According to Justice Jan’eh in his petition, indicated that the judgment referred to in count nine (9) of the amended bill of impeachment above, was signed by the 1st Respondent, Chief Justice Francis S. Kporkpor, Sr. along with the three (3) other justices of the Supreme Court of Liberia. Attached hereto and marked as Movant’s Exhibit “M/1” is a copy of the judgment in the Constance’s case in substantiation of the averment contained herein.

“In the Case His Honour Kabineh M. Janeh versus The House of Representatives of the National Legislature by and thru its Speaker , Honorable Bhofal Chambers ,Decided November 30, 2018, October Term A.D. 2018 , the Supreme Court speaking thru 1st Respondent  , (Mr. Chief Justice Francis S. Kporkpor, Sr. ) opined with respect to recusal of a Justice   as follows “ ….a Justice is required to recuse himself/herself when that case is brought before the Supreme Court or , a Justice is required to recuse himself/herself from a case his relative is involved, or where the Justice is on record to have taken a position with respect to a particular case….” The Supreme Court in case Republic of Liberia versus H. Lafafette Harmon, Decided December 22, 1936 opined as follows:  “The Principles of impartiality and disinterestedness and fairness on the part of the judge are as old as the history of courts of justice and it those three cardinal principles supposed to exists which give credit and tolerance to the decrees of judicial tribunal.”

The Amended Bill of Impeachment, specifically count nine (9) thereof, averred that the Supreme Court was manipulated in dismissing the appeal in the Constance’s case which, according to the House of Representatives, could not traditionally and customarily be dismissed. The head of the Supreme Court now the 1st Respondent who participated and signed the judgment in the Constance Case subject of the Bill of Impeachment certainly cannot preside over the trial growing out said Bill of Impeachment as he is conflicted, the associated justice maintained.

He pointed out that as to count eight (8) above, Movant says that Judicial Cannon Twenty Five provides that a judge should be mindful of his duty in the application of general law to particular instances, that our governance is that of law and not of man, and that he violates his duty as an administrator of justice under such system if he seeks to do what he may personally consider substantial justice in a particular case and disregard the general law as he knows it to be binding on him. So, if the Chief Justice deviated from the general law in the Constance case contrary to, and in violation of the Judicial Cannon mentioned herein, Movant submits that a fair and impartial proceedings will not be conducted under the presiding-ship of the Chief Justice, Respondent herein.
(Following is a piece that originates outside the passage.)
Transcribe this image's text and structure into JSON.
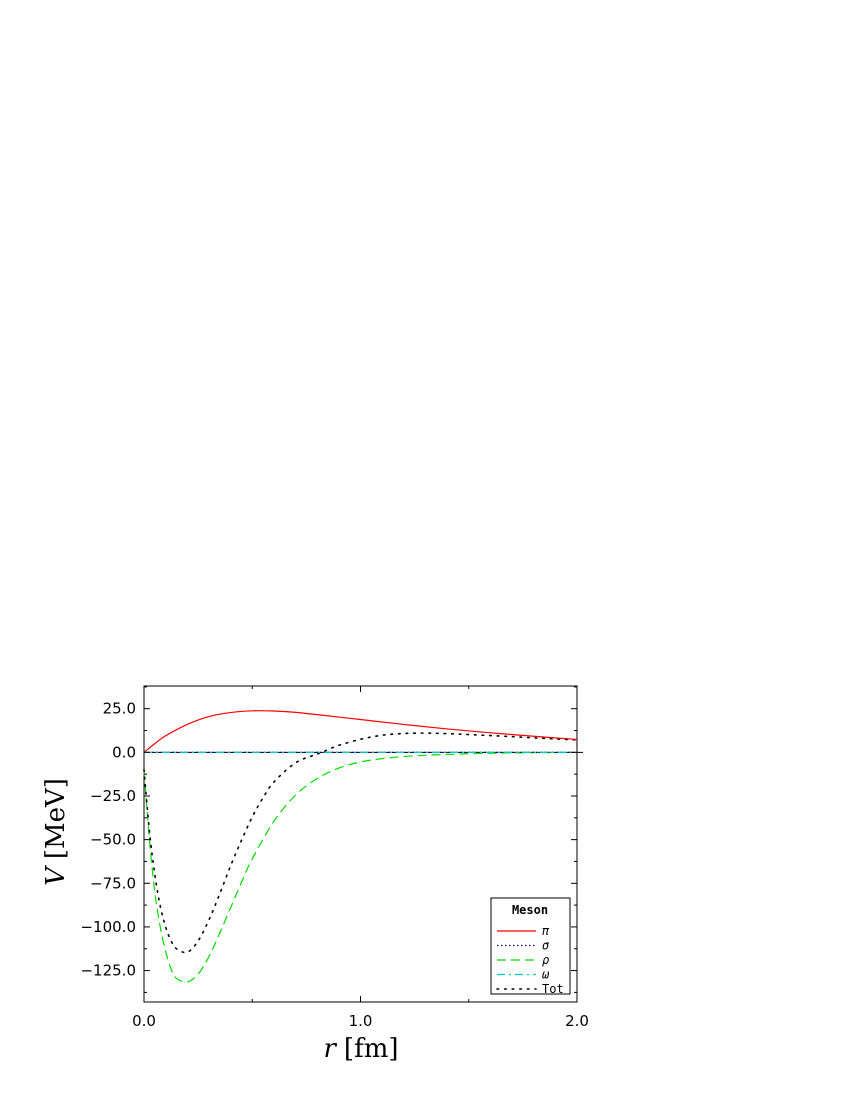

He the added that Article 90 (a) of the 1986 Constitution of the Republic of Liberia provides that no person whether elected or appoint to any public office shall engage in any other activity which shall be against public policy, or constitute conflict of interest. Accordingly, Respondent having signed the judgment, which judgment is one (1) of the grounds for the impeachment of Movant, is constitutionally prohibited to preside over the impeachment proceedings of Movant. Movant submits that it is certainly conflict of interest and against public policy for Respondent to sit on the impeachment proceedings of Movant, Respondent having acted and participated in a judgment, the outcome of which is one (1) of the grounds for which Movant impeachment and removal from office is being sought.

Wherefore and in view of the foregoing, Movant prays that Your Honor will recuse yourself from presiding over these impeachment Proceedings in the interest of justice and fair play as the law in this jurisdiction dictates, and grant unto Movant any and all further relief as the law, justice and equity demand in the premises.